2. Will any of those interests definitely affect the lawyer’s professional judgment in representing or advising the client? If not, is it at least “reasonably” possible that they “may” affect the lawyer’s judgment?
3. If so, would a “disinterested lawyer” nevertheless believe that the lawyer’s representation of the client will not be adversely affected by the lawyer’s interests?
4. If a disinterested lawyer would conclude that the lawyer’s interests will not adversely affect the lawyer’s representation of the clients, does the client still want to hire or continue with the lawyer despite the lawyer’s interests after the lawyer has fully disclosed to the client not only the nature of the lawyer’s conflicting interests but also the manner in which those interests may affect the lawyer’s professional judgment in the matter? In other words, does the client consent to the certain or reasonably possible conflicts with the lawyer’s own interests after the lawyer has fully explained the conflicts and their possible impact on the client’s matter?

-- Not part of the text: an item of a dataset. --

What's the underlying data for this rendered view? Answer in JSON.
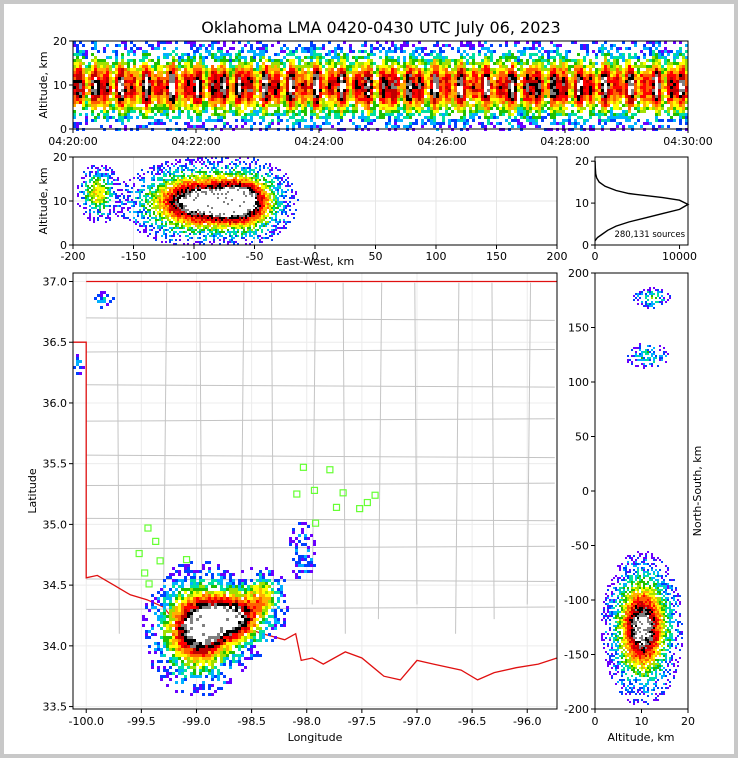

[R. Simon, Simon’s New York Code of Professional Responsibility Annotated, 336–337 (2001). For an extended version of the test, see, ABA Formal Op. 410 (1998), “Lawyer Serving as Director of Client Corporation.”]
As the ABA Committee on Professional Responsibility recognized, this approach — which is really just a modification of the analysis required for any personal interest conflict under DR 5 101(A) and Model Rule 1.7 — can work only if there are “full, free and frank discussions by the lawyer with the corporation’s executives and other board members” about potential conflicts, both at the outset of the lawyer’s board membership and as particular issues arise. [Id.] Such a methodical approach ensures that both the lawyer and his client are aware, and are able to gauge, the potential conflict of interest and proceed accordingly.
There are two other simple guidelines lawyer-directors should follow.
1. As to attorney-client privilege issues, lawyer-directors must be especially careful to ensure that any legal advice they provide remains cloaked by the privilege. Accordingly, the lawyer-director must make clear that a meeting at which he is being asked for legal advice is being held solely for that purpose. The lawyer-director should even have other firm attorneys present at the meeting, to emphasize its exclusively legal nature, and should avoid providing business advice during the session. [ABA Formal Op. 410 (1998).]
2. Finally, the lawyer-director must avoid being placed in a position in which the interests of the lawyer’s firm may be favored over those of the corporate client. Indeed, the Association of the Bar of the City of New York has been particularly strict about this, stating, in N.Y. City 1988-5, that the lawyer-director may not participate in any board decision that will or reasonably may affect the lawyer’s personal or financial interests as counsel. Without taking such a blanket approach, the ABA also made it clear that “the prudent lawyer should at a minimum abstain from voting as a director on issues which directly involve the relationship of the corporation with her law firm. …” [ABA Formal Op. 410 (1998).]
Ronald C. Minkoff is a member of Frankfurt Garbus Kurnit Klein & Selz, P.C. Mr. Minkoff’s practice emphasizes commercial litigation and professional responsibility matters.